Your issue about California and the Nobel Prizes was fascinating, particularly the article about the triumphs and tragedies of William Shockley ("The Twisted Legacy of William Shockley," by Michael A. Hiltzik, Dec. 2). I knew Shockley in the 1950s when I was a beginning patent attorney at Bell Labs in Murray Hill, N.J. In the mid-'50s I often lunched with Harry Hart, patent attorney extraordinaire and the dean of our staff of 75 patent attorneys. At one lunch, [physicist] Walter Brattain and Shockley joined us. As a junior attorney, I sat and listened to this august group.

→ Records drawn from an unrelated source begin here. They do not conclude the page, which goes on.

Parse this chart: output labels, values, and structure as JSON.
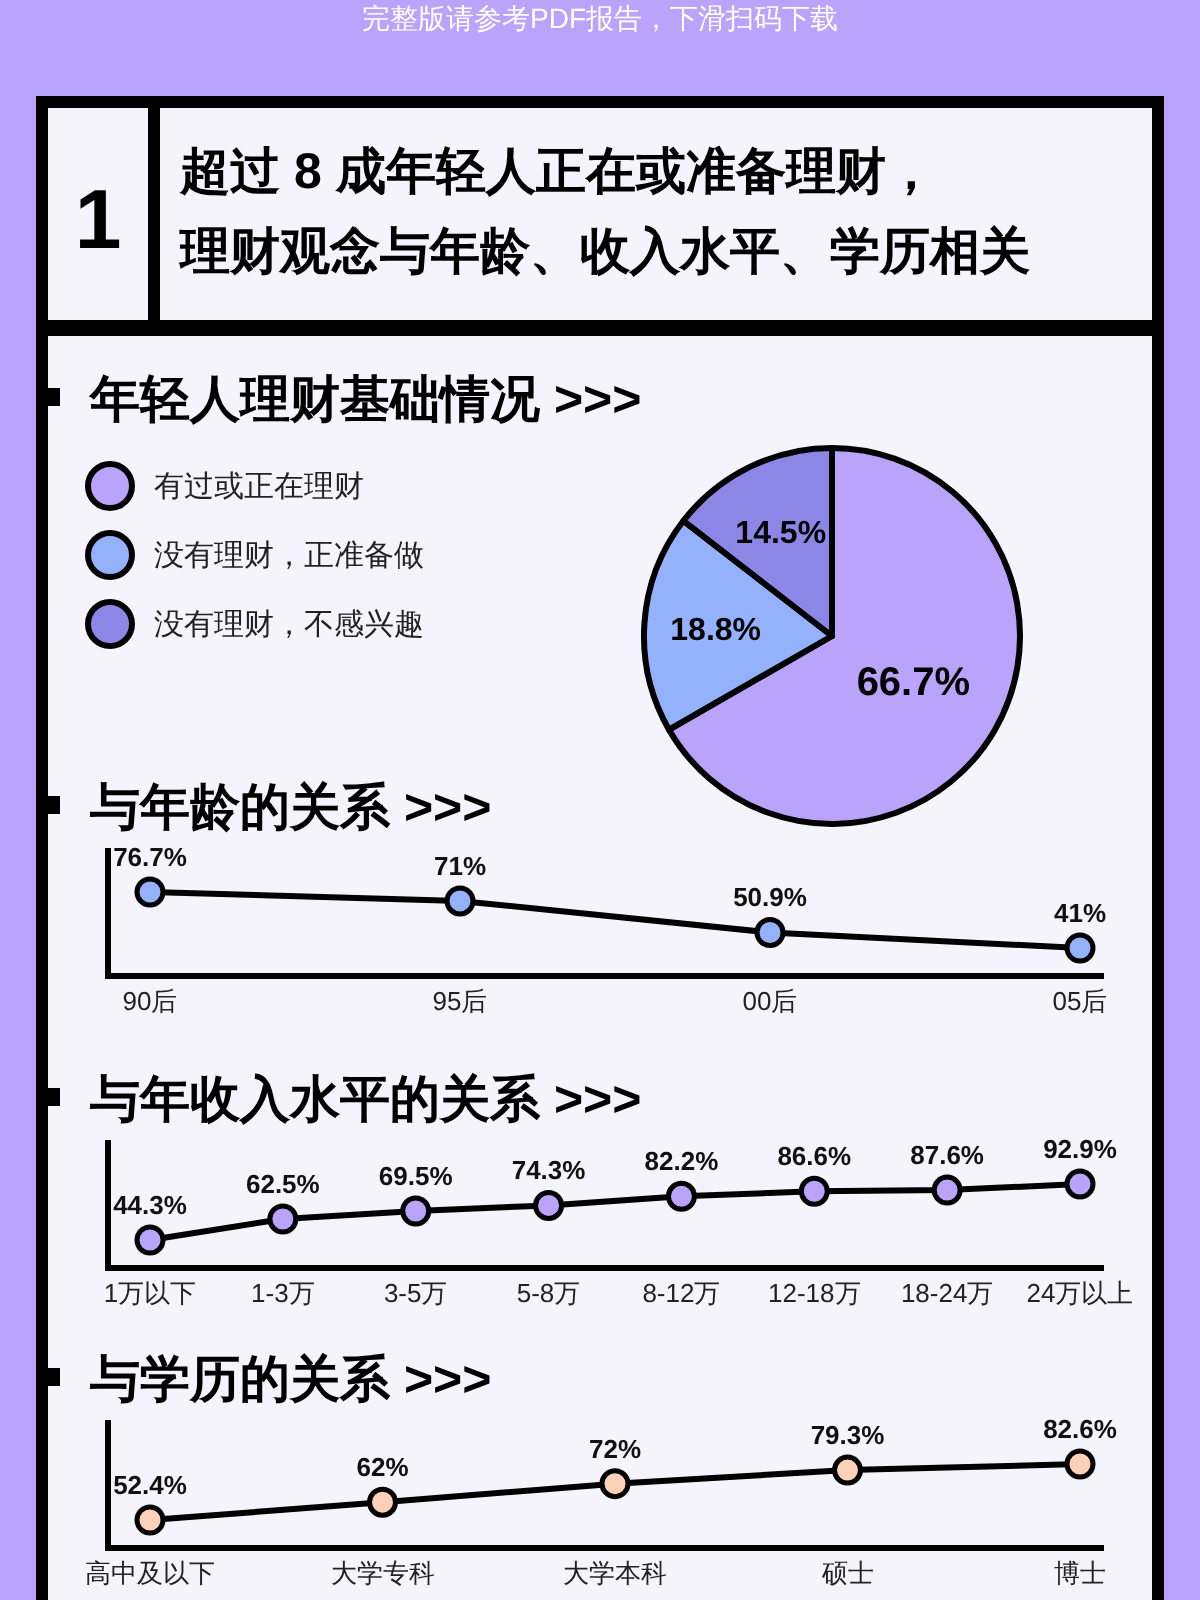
{
  "chart_data": [
    {
      "type": "other",
      "title": "超过 8 成年轻人正在或准备理财，理财观念与年龄、收入水平、学历相关",
      "annotations": [
        "完整版请参考PDF报告，下滑扫码下载",
        "1"
      ]
    },
    {
      "type": "pie",
      "title": "年轻人理财基础情况 >>>",
      "categories": [
        "有过或正在理财",
        "没有理财，正准备做",
        "没有理财，不感兴趣"
      ],
      "values": [
        66.7,
        18.8,
        14.5
      ],
      "value_labels": [
        "66.7%",
        "18.8%",
        "14.5%"
      ],
      "colors": [
        "#b9a3fb",
        "#94b1fb",
        "#8c87e6"
      ],
      "legend": "left"
    },
    {
      "type": "line",
      "title": "与年龄的关系 >>>",
      "categories": [
        "90后",
        "95后",
        "00后",
        "05后"
      ],
      "series": [
        {
          "color": "#94b1fb",
          "values": [
            76.7,
            71,
            50.9,
            41
          ],
          "value_labels": [
            "76.7%",
            "71%",
            "50.9%",
            "41%"
          ]
        }
      ],
      "marker": "circle"
    },
    {
      "type": "line",
      "title": "与年收入水平的关系 >>>",
      "categories": [
        "1万以下",
        "1-3万",
        "3-5万",
        "5-8万",
        "8-12万",
        "12-18万",
        "18-24万",
        "24万以上"
      ],
      "series": [
        {
          "color": "#b9a3fb",
          "values": [
            44.3,
            62.5,
            69.5,
            74.3,
            82.2,
            86.6,
            87.6,
            92.9
          ],
          "value_labels": [
            "44.3%",
            "62.5%",
            "69.5%",
            "74.3%",
            "82.2%",
            "86.6%",
            "87.6%",
            "92.9%"
          ]
        }
      ],
      "marker": "circle"
    },
    {
      "type": "line",
      "title": "与学历的关系 >>>",
      "categories": [
        "高中及以下",
        "大学专科",
        "大学本科",
        "硕士",
        "博士"
      ],
      "series": [
        {
          "color": "#fdd0b8",
          "values": [
            52.4,
            62,
            72,
            79.3,
            82.6
          ],
          "value_labels": [
            "52.4%",
            "62%",
            "72%",
            "79.3%",
            "82.6%"
          ]
        }
      ],
      "marker": "circle"
    }
  ]
}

The subject, raised by Shockley, was his plan to leave the laboratories and set up his own research laboratory. Both Brattain and Hart tried to dissuade him. I clearly recall Brattain saying, "You are a research scientist and not an entrepreneur. You belong here, or maybe you would be happier affiliated with a university." I detected only sincere interest and concern on the part of Brattain for the well-being of Shockley.

At Bell Labs we had a very close scientific relationship with MIT--more than we did with Stanford or Caltech. What if Brattain and Hart had been successful in their appeal to Shockley? The birthplace of the semiconductor and the integrated circuits industry might well have been called the Silicon Highway, referring to the technology center along Route 128 around Boston.